Radiomics vs radiologist in bladder and renal cancer. Results from a systematic review.
Introduction: Radiomics in uro-oncology is a rapidly evolving science proving to be a novel approach for optimizing the analysis of massive data from medical images to provide auxiliary guidance in clinical issues. This scoping review aimed to identify key aspects wherein radiomics can potentially improve the accuracy of diagnosis, staging, and grading of renal and bladder cancer.
Material and methods: A literature search was performed in June 2022 using PubMed, Embase, and Cochrane Central Controlled Register of Trials. Studies were included if radiomics were compared with radiological reports only.
Results: Twenty-two papers were included, 4 were pertinent to bladder cancer, and 18 to renal cancer. Radiomics outperforms the visual assessment by radiologists in contrast-enhanced computed tomography (CECT) to predict muscle invasion but are equivalent to CT reporting by radiologists in predicting lymph node metastasis.
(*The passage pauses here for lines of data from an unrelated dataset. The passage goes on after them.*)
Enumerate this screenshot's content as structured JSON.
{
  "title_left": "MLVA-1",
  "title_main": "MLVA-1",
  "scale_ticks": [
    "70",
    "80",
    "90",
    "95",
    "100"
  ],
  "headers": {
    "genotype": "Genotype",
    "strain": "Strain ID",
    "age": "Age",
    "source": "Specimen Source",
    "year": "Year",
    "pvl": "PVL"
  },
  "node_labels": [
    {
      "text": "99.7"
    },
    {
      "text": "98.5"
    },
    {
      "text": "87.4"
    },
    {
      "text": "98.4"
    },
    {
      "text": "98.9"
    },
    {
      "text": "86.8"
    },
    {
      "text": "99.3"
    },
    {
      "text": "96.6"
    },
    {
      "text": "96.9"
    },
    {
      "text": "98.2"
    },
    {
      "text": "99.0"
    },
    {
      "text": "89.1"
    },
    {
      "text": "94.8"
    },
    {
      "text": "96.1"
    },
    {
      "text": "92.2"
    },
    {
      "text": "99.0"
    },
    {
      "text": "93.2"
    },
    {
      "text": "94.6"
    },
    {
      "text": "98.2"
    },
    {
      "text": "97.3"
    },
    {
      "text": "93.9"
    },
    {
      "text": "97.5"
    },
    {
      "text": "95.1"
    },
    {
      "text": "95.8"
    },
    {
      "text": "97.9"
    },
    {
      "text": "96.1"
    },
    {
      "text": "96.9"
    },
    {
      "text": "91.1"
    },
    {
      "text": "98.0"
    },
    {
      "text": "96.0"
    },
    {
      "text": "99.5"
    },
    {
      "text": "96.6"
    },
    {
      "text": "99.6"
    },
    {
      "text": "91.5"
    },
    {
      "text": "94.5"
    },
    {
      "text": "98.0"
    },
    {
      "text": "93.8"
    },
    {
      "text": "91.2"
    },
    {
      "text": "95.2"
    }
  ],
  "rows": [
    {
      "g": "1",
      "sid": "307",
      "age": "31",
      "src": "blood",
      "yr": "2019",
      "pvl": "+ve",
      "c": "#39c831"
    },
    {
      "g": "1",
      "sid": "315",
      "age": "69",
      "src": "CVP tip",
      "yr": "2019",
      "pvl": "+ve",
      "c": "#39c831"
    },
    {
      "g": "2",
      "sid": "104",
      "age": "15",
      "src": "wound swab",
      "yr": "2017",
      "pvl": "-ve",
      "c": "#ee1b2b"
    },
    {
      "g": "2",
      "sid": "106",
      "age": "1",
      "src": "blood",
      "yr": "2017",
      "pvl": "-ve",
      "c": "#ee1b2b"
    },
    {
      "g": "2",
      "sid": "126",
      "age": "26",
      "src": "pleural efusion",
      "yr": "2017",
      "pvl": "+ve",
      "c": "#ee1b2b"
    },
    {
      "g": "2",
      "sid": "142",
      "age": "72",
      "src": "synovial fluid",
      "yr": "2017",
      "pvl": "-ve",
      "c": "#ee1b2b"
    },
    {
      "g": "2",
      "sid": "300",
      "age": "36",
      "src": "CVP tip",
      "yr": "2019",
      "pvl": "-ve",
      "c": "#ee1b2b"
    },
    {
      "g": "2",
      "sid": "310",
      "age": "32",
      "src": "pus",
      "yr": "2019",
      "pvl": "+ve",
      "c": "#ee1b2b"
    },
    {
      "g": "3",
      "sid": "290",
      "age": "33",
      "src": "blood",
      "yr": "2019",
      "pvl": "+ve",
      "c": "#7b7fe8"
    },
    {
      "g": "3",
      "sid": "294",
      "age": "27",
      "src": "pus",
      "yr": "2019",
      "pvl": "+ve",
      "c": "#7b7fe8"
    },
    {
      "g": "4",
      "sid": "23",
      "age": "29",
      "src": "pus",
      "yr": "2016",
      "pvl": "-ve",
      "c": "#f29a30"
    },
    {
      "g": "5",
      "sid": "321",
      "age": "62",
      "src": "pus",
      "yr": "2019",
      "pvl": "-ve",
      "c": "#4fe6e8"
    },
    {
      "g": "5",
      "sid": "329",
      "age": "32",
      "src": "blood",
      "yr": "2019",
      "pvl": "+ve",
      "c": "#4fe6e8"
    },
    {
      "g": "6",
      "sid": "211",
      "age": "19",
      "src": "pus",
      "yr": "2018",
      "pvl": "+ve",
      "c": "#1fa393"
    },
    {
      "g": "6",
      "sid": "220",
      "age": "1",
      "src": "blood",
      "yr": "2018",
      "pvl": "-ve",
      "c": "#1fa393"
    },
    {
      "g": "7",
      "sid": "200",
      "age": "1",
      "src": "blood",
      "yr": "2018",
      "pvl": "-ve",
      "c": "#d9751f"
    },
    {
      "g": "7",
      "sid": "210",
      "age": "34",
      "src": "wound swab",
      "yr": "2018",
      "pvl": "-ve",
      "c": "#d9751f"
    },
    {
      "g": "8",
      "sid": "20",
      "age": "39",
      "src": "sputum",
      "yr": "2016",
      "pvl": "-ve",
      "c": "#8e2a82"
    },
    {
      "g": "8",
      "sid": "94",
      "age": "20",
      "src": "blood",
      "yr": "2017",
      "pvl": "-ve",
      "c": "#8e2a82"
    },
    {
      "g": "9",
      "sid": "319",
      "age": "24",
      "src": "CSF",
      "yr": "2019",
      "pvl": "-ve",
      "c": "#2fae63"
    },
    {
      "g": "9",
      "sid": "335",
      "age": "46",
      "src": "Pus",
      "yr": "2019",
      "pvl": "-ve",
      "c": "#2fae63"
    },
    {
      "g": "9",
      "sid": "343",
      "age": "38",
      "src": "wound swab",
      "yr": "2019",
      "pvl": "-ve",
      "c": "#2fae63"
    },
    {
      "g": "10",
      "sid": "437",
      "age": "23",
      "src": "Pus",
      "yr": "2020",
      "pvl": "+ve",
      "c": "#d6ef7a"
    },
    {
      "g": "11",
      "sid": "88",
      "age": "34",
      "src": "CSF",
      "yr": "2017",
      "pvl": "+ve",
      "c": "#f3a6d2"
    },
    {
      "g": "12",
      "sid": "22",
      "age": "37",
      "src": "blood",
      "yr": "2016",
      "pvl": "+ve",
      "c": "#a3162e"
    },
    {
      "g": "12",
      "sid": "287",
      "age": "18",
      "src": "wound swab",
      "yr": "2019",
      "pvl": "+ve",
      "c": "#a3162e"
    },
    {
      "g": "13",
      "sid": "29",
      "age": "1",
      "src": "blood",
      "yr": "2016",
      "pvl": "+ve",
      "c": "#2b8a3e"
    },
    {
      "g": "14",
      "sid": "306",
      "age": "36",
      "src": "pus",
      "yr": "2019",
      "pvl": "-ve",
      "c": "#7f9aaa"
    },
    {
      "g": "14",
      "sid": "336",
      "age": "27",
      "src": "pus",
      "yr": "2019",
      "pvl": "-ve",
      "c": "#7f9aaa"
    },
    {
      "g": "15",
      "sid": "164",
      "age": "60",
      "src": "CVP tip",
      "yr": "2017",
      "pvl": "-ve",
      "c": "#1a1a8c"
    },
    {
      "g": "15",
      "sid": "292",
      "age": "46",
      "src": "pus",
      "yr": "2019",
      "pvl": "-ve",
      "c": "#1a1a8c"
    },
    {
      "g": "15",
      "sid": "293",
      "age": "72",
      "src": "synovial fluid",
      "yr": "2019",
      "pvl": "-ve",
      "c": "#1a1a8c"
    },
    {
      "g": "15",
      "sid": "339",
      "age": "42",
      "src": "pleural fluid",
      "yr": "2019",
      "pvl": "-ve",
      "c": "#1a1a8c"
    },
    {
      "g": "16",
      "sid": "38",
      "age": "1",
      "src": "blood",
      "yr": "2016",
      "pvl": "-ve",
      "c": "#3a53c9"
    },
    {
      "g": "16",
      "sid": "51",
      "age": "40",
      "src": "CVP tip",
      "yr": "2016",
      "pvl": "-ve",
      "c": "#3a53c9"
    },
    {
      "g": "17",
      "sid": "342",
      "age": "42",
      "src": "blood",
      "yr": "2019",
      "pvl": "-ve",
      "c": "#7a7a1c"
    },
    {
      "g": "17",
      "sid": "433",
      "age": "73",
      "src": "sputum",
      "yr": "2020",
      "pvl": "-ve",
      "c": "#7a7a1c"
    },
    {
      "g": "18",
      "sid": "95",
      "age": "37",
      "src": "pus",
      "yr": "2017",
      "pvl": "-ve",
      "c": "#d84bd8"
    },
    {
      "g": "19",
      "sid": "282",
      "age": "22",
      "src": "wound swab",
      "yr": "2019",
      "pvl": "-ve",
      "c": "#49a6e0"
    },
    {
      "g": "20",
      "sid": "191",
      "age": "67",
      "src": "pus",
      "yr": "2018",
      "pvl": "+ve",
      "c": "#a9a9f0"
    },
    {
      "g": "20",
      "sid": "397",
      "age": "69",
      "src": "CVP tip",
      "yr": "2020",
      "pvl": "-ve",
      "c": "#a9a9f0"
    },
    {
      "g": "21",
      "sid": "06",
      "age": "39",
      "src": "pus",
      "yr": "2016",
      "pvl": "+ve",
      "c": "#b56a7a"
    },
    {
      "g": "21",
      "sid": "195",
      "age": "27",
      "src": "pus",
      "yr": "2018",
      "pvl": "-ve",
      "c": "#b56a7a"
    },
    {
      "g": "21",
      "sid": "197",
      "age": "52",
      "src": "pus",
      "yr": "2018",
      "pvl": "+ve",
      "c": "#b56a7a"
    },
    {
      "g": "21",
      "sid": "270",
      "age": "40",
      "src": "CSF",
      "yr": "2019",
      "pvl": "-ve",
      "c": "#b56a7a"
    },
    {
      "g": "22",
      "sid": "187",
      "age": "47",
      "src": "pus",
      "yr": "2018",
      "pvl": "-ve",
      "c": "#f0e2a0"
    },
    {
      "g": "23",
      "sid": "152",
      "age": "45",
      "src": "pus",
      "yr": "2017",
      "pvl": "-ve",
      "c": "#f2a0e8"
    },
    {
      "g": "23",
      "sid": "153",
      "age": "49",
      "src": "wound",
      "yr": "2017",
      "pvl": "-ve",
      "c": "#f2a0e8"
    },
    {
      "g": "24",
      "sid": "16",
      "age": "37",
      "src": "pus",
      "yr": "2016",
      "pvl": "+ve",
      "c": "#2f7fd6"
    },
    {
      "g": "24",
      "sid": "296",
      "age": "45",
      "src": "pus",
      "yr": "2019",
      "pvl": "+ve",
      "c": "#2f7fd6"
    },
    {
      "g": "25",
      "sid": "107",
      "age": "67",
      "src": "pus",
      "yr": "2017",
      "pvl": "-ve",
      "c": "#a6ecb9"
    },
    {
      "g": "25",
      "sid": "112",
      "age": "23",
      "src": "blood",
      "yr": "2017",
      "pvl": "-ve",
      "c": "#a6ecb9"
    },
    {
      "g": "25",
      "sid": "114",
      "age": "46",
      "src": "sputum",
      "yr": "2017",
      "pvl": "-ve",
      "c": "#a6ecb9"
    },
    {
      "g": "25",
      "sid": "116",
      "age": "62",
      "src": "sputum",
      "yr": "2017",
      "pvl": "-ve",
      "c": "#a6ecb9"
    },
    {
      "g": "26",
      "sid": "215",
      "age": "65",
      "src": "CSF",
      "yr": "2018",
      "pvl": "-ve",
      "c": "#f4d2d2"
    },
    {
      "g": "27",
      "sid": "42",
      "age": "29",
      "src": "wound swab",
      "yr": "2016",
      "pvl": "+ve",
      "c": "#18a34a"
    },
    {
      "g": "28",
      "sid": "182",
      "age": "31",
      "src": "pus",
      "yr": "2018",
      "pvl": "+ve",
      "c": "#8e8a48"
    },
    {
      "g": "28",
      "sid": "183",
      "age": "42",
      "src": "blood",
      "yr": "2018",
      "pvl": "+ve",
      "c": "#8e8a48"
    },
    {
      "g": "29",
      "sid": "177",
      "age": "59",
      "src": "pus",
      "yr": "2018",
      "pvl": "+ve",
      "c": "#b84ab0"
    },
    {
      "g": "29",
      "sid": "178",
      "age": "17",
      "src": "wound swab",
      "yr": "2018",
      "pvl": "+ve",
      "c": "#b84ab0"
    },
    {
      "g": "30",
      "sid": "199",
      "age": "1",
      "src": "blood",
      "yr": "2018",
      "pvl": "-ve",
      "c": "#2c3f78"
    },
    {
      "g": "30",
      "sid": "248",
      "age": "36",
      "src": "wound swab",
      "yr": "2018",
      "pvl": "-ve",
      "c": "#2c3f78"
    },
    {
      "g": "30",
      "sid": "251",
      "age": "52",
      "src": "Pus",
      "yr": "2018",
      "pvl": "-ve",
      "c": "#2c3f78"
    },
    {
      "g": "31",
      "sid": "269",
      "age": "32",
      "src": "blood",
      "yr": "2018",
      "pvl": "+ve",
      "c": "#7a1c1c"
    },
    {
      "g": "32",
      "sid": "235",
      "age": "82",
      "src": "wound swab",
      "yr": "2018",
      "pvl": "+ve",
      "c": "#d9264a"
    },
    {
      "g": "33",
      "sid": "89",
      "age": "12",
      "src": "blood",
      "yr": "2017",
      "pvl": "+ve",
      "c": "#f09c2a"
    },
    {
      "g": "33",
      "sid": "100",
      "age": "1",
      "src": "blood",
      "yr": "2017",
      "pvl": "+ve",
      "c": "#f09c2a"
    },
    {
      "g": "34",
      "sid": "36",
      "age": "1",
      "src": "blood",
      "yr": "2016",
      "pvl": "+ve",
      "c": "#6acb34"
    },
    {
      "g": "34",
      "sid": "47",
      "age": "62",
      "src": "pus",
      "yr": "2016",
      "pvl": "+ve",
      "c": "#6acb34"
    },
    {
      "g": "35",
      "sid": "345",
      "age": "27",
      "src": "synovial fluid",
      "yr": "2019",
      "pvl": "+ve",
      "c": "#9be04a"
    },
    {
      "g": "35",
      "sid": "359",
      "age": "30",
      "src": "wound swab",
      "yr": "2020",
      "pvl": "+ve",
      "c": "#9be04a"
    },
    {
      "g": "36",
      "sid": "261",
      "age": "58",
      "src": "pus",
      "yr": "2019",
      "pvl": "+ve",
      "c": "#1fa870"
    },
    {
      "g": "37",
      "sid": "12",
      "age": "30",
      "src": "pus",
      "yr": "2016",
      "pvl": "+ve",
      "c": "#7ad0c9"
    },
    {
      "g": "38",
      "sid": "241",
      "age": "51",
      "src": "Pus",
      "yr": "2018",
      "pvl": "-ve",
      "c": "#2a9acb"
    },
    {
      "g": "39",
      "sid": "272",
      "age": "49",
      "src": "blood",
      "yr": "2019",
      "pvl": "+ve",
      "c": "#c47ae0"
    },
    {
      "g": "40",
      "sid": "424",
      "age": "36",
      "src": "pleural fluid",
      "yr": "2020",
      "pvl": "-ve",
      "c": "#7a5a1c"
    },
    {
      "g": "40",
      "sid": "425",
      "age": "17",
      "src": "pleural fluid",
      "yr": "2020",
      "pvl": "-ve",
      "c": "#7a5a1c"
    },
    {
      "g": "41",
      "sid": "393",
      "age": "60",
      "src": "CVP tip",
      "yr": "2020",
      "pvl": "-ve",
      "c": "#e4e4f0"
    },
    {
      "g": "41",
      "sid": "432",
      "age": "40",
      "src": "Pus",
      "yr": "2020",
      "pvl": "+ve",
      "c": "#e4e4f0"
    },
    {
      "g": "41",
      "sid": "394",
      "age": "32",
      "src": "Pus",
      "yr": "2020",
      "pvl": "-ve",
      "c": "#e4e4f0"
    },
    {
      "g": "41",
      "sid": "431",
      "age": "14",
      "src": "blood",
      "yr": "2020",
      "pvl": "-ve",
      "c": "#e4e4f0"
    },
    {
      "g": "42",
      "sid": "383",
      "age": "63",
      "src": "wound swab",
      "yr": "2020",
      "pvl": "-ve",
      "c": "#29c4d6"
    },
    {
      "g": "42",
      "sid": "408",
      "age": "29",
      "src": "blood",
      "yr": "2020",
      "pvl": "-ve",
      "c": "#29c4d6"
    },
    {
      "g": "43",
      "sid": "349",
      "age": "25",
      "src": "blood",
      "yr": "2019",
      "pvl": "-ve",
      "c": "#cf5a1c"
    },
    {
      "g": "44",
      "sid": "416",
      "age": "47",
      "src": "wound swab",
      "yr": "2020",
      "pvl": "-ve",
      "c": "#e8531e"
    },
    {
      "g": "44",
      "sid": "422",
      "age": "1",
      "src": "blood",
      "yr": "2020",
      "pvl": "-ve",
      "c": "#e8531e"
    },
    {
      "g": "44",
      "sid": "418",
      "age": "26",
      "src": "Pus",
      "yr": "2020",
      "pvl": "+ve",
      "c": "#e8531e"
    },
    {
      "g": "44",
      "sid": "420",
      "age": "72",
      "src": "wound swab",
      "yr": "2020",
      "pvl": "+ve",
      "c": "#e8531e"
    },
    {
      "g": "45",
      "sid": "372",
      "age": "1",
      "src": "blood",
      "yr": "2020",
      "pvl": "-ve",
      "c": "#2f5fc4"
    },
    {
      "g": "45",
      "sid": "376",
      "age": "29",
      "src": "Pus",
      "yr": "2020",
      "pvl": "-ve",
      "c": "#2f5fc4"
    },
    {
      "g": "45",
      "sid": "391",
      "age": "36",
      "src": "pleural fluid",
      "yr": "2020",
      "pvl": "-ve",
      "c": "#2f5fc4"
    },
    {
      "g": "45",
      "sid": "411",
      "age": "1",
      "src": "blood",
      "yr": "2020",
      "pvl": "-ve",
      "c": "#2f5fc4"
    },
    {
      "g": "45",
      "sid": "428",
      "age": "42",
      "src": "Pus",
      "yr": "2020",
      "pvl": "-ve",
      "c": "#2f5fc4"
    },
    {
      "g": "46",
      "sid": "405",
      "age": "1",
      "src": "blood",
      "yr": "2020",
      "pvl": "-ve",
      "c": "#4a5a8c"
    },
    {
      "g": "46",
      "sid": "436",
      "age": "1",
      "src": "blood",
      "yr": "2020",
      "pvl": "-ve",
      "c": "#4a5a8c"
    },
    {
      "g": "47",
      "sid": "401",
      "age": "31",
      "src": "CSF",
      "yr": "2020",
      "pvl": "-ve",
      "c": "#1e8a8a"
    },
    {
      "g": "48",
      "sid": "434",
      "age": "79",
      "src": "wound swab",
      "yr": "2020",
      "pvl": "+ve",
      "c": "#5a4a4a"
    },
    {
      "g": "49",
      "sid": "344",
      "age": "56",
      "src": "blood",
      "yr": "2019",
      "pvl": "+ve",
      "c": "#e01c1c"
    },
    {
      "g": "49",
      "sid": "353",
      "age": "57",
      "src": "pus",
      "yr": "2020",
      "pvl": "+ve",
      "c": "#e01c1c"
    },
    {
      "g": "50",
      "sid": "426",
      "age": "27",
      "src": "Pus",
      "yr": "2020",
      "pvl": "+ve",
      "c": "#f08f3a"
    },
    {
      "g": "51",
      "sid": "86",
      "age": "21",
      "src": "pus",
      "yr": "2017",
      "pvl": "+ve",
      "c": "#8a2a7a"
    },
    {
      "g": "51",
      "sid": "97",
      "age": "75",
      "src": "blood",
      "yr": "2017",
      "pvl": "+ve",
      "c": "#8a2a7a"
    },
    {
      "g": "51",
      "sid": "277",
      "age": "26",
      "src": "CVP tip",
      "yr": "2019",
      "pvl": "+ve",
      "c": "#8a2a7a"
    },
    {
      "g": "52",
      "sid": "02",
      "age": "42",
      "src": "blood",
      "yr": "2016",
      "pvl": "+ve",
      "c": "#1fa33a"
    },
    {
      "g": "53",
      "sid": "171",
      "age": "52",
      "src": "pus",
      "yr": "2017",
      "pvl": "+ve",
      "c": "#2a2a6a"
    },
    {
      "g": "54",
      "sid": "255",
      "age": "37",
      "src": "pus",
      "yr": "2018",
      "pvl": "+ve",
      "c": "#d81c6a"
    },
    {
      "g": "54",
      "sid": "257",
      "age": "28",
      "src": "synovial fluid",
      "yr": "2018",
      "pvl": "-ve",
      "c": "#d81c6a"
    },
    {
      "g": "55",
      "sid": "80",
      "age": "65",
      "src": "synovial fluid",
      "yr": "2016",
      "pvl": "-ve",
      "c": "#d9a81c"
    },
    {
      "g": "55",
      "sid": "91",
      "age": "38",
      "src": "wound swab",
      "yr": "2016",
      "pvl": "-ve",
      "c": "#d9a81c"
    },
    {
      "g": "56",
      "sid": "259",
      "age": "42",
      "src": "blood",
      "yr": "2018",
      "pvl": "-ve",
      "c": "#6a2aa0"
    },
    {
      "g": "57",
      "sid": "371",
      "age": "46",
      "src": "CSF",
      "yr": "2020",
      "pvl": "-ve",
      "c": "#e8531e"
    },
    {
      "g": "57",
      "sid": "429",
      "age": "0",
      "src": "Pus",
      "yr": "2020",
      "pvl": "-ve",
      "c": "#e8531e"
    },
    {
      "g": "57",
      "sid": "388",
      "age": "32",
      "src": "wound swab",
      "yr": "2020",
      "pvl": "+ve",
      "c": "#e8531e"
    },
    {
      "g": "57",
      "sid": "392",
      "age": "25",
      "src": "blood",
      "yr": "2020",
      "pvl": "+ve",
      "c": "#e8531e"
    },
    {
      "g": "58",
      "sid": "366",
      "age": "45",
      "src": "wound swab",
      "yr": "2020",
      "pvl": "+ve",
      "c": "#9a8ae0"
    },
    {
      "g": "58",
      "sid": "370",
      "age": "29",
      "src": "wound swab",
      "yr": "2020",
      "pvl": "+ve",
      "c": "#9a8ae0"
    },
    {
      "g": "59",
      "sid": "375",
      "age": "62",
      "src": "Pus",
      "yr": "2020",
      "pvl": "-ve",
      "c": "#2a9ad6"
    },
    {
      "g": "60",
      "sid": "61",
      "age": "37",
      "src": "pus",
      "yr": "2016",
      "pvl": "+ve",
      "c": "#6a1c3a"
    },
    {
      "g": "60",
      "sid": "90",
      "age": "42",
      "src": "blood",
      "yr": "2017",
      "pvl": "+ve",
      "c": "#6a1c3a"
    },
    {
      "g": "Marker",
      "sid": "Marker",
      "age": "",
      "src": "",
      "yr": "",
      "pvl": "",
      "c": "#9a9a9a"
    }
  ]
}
Magnetic resonance imaging (MRI) radiomics outperforms radiological reporting for lymph node metastasis. Radiomics perform better than radiologists reporting the probability of renal cell carcinoma, improving interreader concordance and performance. Radiomics also helps to determine differences in types of renal pathology and between malignant lesions from their benign counterparts. Radiomics can be helpful to establish a model for differentiating low-grade from high-grade clear cell renal cancer with high accuracy just from contrast-enhanced CT scans.
Conclusions: Our review shows that radiomic models outperform individual reports by radiologists by their ability to incorporate many more complex radiological features.